Unfortunately, no tips or tricks here. My hubby is very much an internal processor. I do know he thinks about it, b/c of things like the lottery ticket incident, and occasionally he will ask if there have been any placements lately, or things like that. I always share info with him the moment I get it, but esp. when it's been a while, he will bring it up. That's when I have to remember it's hard for him too, even though he may not be as verbal about waiting. He talks to me, but he's just more reserved and more laid back in how he thinks about this whole thing.

Sorry your hubby is feeling down right now, it is so hard! Unfortunately, short of staying as busy as you possibly can, I don't think there is much that can be done.

Melba

Kel said...

Hello Becky! Thank you for your answer, I agree, I have no idea how people without faith get through this time of waiting! I pray all the time for support and encouragement!

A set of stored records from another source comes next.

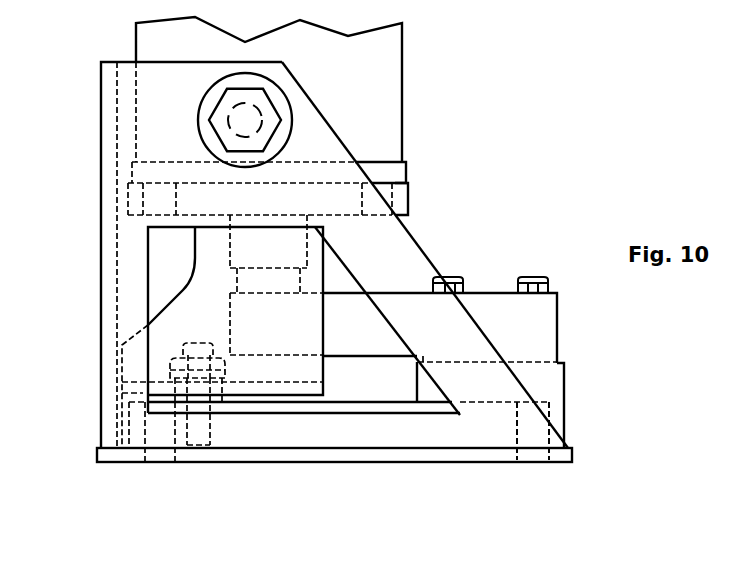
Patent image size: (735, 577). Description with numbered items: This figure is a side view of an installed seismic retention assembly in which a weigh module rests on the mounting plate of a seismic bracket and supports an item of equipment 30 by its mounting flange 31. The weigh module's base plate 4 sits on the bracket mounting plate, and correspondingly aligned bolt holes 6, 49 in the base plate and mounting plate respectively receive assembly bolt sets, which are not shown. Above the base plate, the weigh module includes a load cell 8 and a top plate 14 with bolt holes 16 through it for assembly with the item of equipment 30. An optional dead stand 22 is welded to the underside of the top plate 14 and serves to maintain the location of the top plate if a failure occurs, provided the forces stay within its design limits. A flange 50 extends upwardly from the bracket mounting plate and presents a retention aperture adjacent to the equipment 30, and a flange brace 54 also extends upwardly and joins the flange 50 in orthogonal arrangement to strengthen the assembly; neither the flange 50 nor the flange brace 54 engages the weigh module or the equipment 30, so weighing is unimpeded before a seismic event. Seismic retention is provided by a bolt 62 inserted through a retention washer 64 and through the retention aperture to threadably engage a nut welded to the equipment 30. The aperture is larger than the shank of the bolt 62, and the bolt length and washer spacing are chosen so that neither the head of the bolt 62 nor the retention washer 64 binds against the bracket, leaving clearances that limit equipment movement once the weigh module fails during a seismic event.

The base plate 4 is at (565, 427).
The bolt holes 6 is at (517, 426).
The load cell 8 is at (557, 306).
The top plate 14 is at (409, 200).
The bolt holes 16 is at (176, 206).
The dead stand 22 is at (195, 256).
The item of equipment 30 is at (402, 80).
The mounting flange 31 is at (408, 172).
The bolt holes 49 is at (522, 460).
The flange 50 is at (425, 253).
The flange brace 54 is at (117, 287).
The bolt 62 is at (223, 97).
The retention washer 64 is at (199, 117).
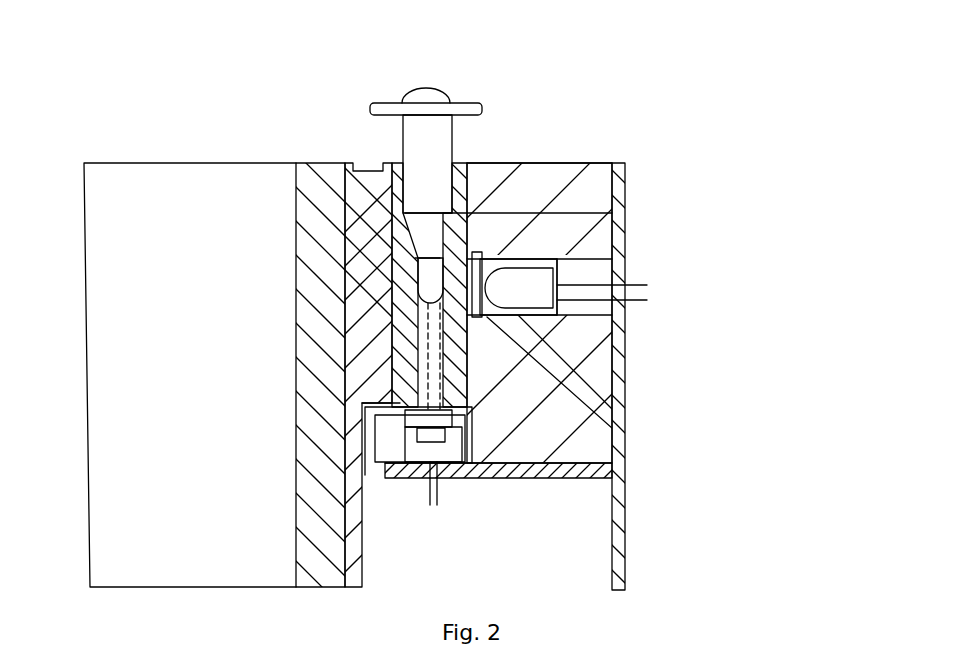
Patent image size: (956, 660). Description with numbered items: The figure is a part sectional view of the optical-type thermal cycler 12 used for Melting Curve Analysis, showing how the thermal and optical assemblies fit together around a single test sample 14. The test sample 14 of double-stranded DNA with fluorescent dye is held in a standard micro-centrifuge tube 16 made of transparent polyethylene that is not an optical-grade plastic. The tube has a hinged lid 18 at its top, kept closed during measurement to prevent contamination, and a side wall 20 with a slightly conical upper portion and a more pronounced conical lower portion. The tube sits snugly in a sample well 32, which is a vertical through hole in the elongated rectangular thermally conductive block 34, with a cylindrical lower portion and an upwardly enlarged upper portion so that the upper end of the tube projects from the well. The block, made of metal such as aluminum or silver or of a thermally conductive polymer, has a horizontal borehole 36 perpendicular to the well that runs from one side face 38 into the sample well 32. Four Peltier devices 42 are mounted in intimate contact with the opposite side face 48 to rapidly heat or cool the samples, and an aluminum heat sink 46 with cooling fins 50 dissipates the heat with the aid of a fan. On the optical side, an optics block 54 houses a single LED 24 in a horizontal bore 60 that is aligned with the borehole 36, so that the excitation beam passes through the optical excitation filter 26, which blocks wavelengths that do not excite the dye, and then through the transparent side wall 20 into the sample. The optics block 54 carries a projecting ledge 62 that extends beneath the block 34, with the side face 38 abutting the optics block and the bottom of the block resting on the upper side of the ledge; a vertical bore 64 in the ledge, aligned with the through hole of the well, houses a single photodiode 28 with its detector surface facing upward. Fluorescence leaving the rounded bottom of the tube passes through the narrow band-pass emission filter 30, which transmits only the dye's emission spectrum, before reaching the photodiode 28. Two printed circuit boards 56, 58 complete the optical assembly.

The optical-type thermal cycler 12 is at (232, 130).
The test sample 14 is at (319, 359).
The micro-centrifuge tube 16 is at (479, 277).
The hinged lid 18 is at (437, 97).
The side wall 20 is at (440, 196).
The LED 24 is at (537, 288).
The optical excitation filter 26 is at (497, 317).
The photodiode 28 is at (432, 447).
The narrow band-pass emission filter 30 is at (470, 445).
The sample well 32 is at (612, 213).
The thermally conductive block 34 is at (286, 284).
The horizontal borehole 36 is at (475, 317).
The side face 38 is at (569, 174).
The Peltier device 42 is at (355, 163).
The aluminum heat sink 46 is at (333, 553).
The side face 48 is at (392, 355).
The cooling fins 50 is at (193, 565).
The optics block 54 is at (555, 284).
The printed circuit board 56 is at (615, 565).
The printed circuit board 58 is at (580, 466).
The horizontal bore 60 is at (584, 346).
The projecting ledge 62 is at (454, 483).
The vertical bore 64 is at (440, 447).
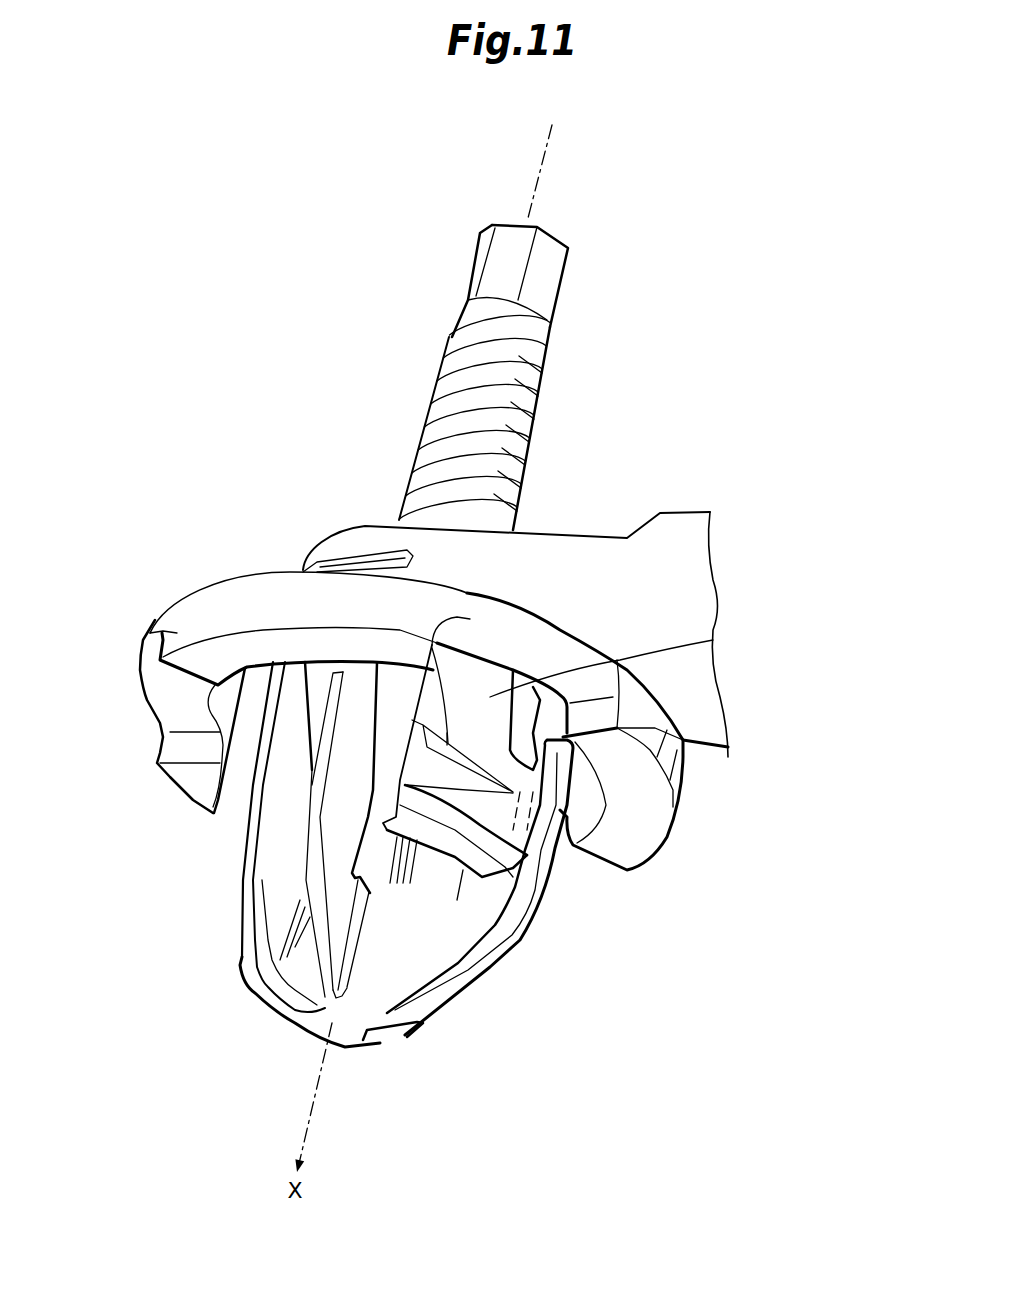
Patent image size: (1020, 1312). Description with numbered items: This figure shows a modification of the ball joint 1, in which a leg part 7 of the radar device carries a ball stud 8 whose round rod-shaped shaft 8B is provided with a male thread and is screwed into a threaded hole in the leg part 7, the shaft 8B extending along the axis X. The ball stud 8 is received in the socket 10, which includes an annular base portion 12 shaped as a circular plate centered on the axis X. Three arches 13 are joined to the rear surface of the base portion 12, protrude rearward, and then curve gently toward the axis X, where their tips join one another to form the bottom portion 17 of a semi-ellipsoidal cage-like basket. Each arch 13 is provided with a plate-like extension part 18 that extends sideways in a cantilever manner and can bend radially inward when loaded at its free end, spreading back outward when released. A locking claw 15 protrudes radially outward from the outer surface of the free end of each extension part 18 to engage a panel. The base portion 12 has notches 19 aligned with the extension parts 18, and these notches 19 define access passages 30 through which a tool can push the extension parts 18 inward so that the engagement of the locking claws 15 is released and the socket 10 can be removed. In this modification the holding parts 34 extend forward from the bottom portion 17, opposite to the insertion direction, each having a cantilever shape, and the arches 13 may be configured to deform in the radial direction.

The ball joint 1 is at (700, 385).
The leg part 7 is at (580, 562).
The ball stud 8 is at (550, 278).
The shaft 8B is at (468, 320).
The socket 10 is at (177, 633).
The base portion 12 is at (223, 597).
The arch 13 is at (257, 870).
The locking claw 15 is at (430, 643).
The bottom portion 17 is at (345, 1033).
The extension part 18 is at (455, 600).
The notch 19 is at (167, 697).
The access passage 30 is at (470, 640).
The holding part 34 is at (313, 773).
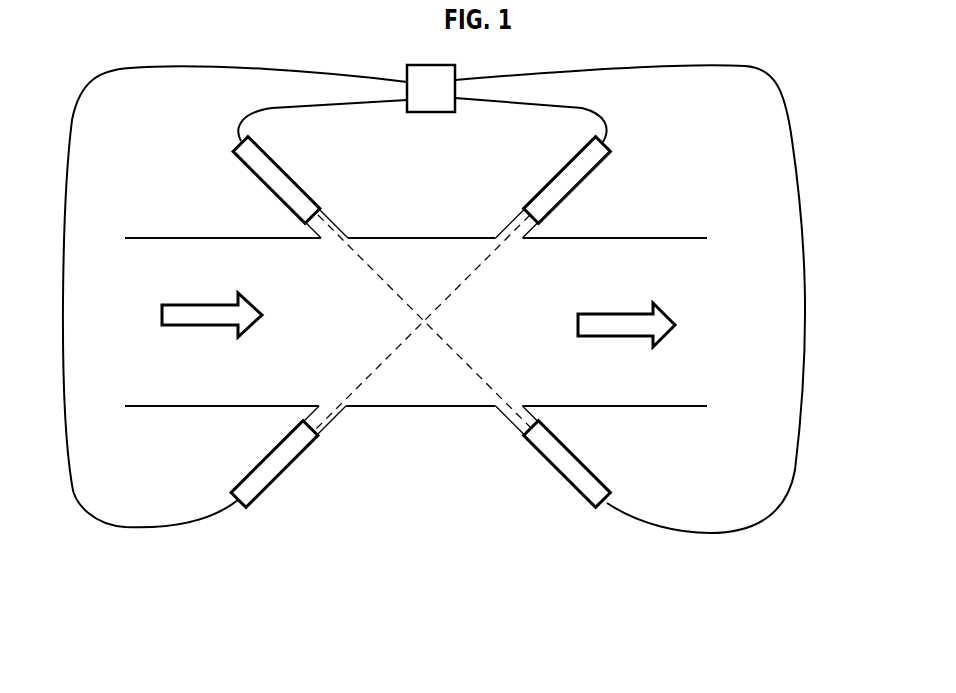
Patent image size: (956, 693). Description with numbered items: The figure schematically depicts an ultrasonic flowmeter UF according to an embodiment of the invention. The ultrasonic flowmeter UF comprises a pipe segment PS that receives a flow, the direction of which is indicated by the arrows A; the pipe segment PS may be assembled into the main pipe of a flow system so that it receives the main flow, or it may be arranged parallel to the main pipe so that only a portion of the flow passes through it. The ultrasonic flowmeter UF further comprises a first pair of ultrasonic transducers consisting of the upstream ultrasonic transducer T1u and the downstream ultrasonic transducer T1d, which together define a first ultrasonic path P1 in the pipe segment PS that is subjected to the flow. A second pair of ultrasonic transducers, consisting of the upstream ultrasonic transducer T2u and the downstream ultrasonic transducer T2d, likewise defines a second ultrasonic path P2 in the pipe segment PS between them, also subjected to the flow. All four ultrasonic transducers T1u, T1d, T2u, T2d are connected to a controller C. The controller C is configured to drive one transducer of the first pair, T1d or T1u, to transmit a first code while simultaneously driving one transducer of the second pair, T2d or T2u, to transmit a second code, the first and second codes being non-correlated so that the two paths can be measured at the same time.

The ultrasonic flowmeter UF is at (441, 535).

I think my husband falls into the same line of thinking as both yours and Melba's, he rarely mentions it, and this time he only did because I dug...perhaps it is just normal for guys to internalize this way...it makes me feel better to know that we're "Normal" :D
Thanks for your comments Ladies, I appriciate you!

Charnè said...

hey there

my hubby does not really talk about the waiting, unless i bring it up or unless i force him to phone our social worker...

i know he desperatly wants our baby to arrive (we been on the list 9 months) but he does not think of it as much and as often as me

mail me if you like
charne@mailbox.co.za

Maru said...

Our wait has just started and I'm already a bit impatient. I trust God has a birthmom prepared for us and I just need to wait for His timing, but I must admit, it's not that easy for me. My husband is also sort of an "internal processor", so it's hard to tell now that we're waiting. Surprisingly enough, when we were at the very beginning of our journey - filling forms, having our home study,etc.- I was taking it easy, and he was all "we need to do this NOW" just because it would mean one day less waiting. And now that we're actually in "the wait", he's all calmed down and I am the anxious one. Ironic?